Zertifikatserneuerung hört auf, eine Kalenderaufgabe zu sein — TR7 ADC überwacht, erneuert und wendet das Zertifikat auf den Dienst an.

Ein abgelaufenes Zertifikat ist eine stille, aber direkte Ursache für Anwendungsausfälle. TR7 ADC bringt ACME-basierte Zertifikatsausstellung und -erneuerung in die eigene Zertifikatsverwaltungsschicht des Geräts — Kontoregistrierung, Zertifikatsabruf, Erneuerung, Schwellenwert-Kontrolle und HA-Kontofreigabe werden alle in einem einzigen Modell verwaltet. Mit Unterstützung für fünf Zertifizierungsstellen können verschiedene CA-Optionen über dasselbe Panel verwendet werden. HTTP-01-Validierung stellt Single-Domain-Zertifikate aus; Zugangsdaten für EAB-erforderliche Anbieter werden über die Oberfläche definiert. Wenn sich die Domain-Liste, der Schlüsseltyp oder die CA-Auswahl des Zertifikats ändert, erkennt das System dies und führt den Neuausstellungsflow statt der Erneuerung aus. Die automatische Erneuerung wird zweimal täglich geprüft.

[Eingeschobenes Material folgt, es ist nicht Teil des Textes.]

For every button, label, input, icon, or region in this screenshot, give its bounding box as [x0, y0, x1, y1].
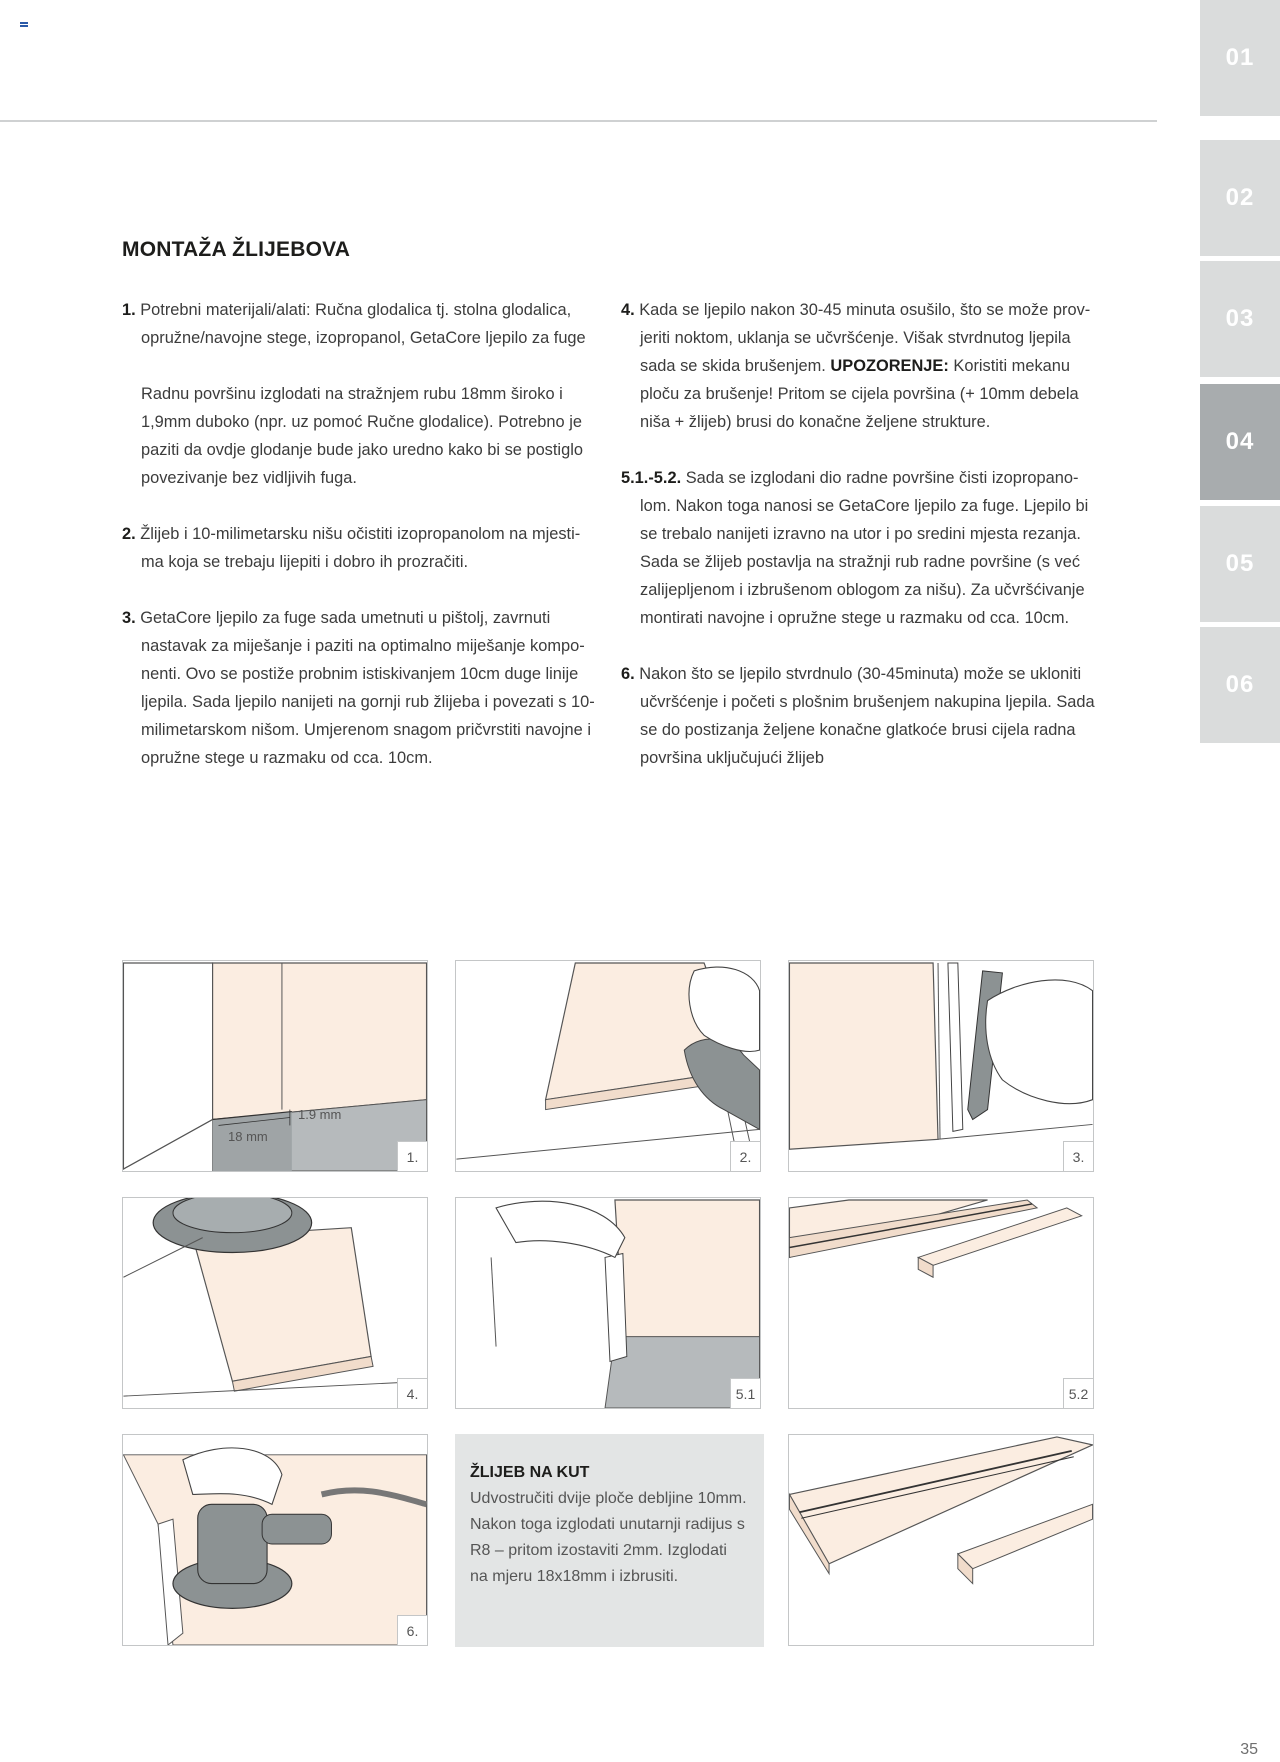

Ein separater Erneuerungsschwellenwert kann pro Zertifikat gesetzt werden — frühzeitigere Erneuerung für kritische Dienste, ein Standard-Erneuerungsfenster für weniger kritische. Prozessausgaben werden live überwacht; Erfolgs-, Fehler- und Erneuerungsereignisse werden an den Audit- und SIEM-Stream weitergeleitet. Das Ergebnis: TR7 ADC entfernt Zertifikatsoperationen aus manueller Verfolgung, externen Skripten und Erinnerungskalendern und macht ACME-Erneuerung zu einem natürlichen Teil des Betriebszyklus des ADC.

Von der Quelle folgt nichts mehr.